Emergent E-I Structure in Performance-Evolved Reservoir Networks of Neuronal Population Dynamics

TL;DR

This paper demonstrates that performance-driven evolution of reservoir networks can produce compact models that accurately predict neuronal population dynamics and recover underlying excitatory-inhibitory structures without explicit design.

Contribution

The study introduces a method to evolve reservoir networks based solely on prediction performance, resulting in models that are both accurate and structurally interpretable of neuronal E-I interactions.

Findings

Evolved networks predict E(t) and I(t) across unseen stimuli.

Networks generalize to novel stimulus configurations without retraining.

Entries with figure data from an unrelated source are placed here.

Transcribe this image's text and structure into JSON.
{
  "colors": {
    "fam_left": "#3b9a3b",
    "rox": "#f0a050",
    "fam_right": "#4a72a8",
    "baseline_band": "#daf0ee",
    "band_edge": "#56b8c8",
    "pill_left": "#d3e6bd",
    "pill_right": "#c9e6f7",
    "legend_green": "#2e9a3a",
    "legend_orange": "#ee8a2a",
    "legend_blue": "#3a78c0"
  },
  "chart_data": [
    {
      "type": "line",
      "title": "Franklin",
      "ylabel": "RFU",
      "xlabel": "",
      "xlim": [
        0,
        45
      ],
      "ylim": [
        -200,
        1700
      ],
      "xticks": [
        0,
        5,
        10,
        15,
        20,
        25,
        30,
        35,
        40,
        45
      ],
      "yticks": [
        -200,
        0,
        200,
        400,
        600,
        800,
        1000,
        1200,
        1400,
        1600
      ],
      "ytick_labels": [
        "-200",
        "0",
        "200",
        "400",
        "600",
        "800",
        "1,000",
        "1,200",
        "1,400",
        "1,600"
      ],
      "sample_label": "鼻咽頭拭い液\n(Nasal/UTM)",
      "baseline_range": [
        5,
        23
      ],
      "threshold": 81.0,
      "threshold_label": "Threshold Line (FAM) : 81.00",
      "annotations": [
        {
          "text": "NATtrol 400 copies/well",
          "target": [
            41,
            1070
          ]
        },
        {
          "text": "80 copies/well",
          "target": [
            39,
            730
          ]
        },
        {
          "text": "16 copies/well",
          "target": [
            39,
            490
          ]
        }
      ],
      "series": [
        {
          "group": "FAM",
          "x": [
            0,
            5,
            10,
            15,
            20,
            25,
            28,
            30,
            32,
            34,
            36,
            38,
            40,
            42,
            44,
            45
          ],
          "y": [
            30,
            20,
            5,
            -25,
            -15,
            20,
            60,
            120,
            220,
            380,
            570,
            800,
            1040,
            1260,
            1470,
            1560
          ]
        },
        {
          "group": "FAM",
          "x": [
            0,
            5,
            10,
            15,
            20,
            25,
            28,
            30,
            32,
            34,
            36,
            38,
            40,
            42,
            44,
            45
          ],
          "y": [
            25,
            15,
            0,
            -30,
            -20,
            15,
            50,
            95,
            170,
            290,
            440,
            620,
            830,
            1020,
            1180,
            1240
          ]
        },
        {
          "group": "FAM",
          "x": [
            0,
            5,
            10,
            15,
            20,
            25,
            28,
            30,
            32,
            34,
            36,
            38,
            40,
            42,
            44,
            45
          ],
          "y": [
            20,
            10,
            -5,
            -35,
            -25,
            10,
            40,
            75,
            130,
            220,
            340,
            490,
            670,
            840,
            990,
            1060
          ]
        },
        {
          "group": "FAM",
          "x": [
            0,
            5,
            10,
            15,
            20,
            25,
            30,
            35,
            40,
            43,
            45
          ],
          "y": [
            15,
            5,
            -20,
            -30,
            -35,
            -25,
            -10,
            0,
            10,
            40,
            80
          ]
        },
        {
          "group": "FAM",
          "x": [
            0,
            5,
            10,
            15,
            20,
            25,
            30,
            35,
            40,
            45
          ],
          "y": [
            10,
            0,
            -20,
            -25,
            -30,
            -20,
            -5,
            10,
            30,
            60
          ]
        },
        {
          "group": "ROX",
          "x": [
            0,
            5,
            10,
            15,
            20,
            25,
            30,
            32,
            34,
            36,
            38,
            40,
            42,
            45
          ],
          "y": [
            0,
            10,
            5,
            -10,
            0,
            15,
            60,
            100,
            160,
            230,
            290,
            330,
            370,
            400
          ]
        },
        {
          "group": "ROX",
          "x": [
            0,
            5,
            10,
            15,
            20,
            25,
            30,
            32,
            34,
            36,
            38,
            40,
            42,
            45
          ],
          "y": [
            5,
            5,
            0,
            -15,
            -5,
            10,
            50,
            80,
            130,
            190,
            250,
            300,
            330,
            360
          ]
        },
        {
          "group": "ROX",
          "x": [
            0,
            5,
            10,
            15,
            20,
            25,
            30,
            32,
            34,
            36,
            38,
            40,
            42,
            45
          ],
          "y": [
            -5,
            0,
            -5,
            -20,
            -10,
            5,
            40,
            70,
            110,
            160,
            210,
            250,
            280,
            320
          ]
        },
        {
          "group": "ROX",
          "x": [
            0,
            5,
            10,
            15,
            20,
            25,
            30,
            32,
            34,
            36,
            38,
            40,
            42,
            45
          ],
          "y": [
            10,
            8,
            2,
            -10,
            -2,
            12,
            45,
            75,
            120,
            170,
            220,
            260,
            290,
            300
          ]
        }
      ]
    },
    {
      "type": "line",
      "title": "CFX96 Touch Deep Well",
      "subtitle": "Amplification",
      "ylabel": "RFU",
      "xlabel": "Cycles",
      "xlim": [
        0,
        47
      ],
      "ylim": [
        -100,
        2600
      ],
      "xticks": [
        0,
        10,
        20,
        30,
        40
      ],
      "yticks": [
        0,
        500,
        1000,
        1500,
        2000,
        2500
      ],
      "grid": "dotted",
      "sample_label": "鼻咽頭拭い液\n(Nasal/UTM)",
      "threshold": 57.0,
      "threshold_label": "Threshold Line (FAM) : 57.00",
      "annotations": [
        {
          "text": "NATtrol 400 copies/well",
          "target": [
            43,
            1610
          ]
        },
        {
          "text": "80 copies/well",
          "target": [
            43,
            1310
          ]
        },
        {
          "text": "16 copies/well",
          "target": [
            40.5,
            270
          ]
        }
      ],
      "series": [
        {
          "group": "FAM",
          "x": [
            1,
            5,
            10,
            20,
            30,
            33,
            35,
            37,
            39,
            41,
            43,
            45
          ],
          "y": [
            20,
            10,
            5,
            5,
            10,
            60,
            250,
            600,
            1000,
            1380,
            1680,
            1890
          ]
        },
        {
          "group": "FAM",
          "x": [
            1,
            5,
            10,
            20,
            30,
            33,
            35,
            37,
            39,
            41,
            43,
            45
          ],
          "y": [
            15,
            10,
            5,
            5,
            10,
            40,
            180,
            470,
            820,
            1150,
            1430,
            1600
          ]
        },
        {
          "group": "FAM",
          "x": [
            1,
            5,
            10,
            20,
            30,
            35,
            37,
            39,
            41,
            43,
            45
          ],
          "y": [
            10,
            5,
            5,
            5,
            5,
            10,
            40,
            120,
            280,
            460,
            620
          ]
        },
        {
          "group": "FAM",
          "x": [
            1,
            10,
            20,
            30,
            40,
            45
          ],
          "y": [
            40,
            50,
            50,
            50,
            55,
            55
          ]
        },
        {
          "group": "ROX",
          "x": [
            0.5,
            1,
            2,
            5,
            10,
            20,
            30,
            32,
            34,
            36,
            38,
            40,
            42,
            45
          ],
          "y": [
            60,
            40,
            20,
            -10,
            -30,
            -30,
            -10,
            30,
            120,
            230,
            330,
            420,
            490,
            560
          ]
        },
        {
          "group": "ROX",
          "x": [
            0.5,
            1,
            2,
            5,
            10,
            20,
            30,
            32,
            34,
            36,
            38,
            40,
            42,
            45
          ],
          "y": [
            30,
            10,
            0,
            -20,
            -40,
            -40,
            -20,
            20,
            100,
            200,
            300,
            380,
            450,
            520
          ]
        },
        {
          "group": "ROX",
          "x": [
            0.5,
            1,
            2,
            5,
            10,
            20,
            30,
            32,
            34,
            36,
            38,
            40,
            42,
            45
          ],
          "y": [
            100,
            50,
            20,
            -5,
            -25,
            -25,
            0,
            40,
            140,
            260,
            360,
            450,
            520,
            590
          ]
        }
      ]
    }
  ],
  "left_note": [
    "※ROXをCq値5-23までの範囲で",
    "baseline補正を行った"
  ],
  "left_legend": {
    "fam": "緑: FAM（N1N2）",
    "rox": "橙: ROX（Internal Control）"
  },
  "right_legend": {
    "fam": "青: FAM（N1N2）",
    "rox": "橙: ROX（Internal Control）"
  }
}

Connectivity recovers the excitatory-inhibitory sign pattern of the Wilson-Cowan model.

Abstract

Understanding how network structure gives rise to neuronal dynamics and whether compact computational models can recover that structure from data alone is a central challenge in computational neuroscience. We apply the performance-dependent network evolution (PDNE) framework to model the dynamics of the Wilson-Cowan (WC) neuronal system, a canonical two-population model of excitatory-inhibitory (E-I) interaction underlying physiological rhythms. Starting from a minimal seed network, PDNE iteratively grows and prunes a reservoir computing (RC) network based solely on prediction performance, yielding compact, task-optimized reservoirs networks. The evolved networks accurately predict both excitatory $E(t)$ and inhibitory $I(t)$ population activities across unseen stimulus amplitudes and generalize in a zero-shot manner to novel stimulus configurations: varying pulse number, position and amplitude without retraining. Structural analysis of the evolved networks reveals a consistent functional organization with nodes specialized for E, I, and shared E-I representations. Importantly, the population-level connectivity of the evolved reservoirs spontaneously recovers the correct excitatory-inhibitory sign pattern of the WC model for three of four interaction types, without this being imposed by design. These results demonstrate that performance-driven network evolution can produce not only accurate but structurally interpretable models of physiological rhythms, opening a path toward compact, data-efficient digital twins of neuronal systems.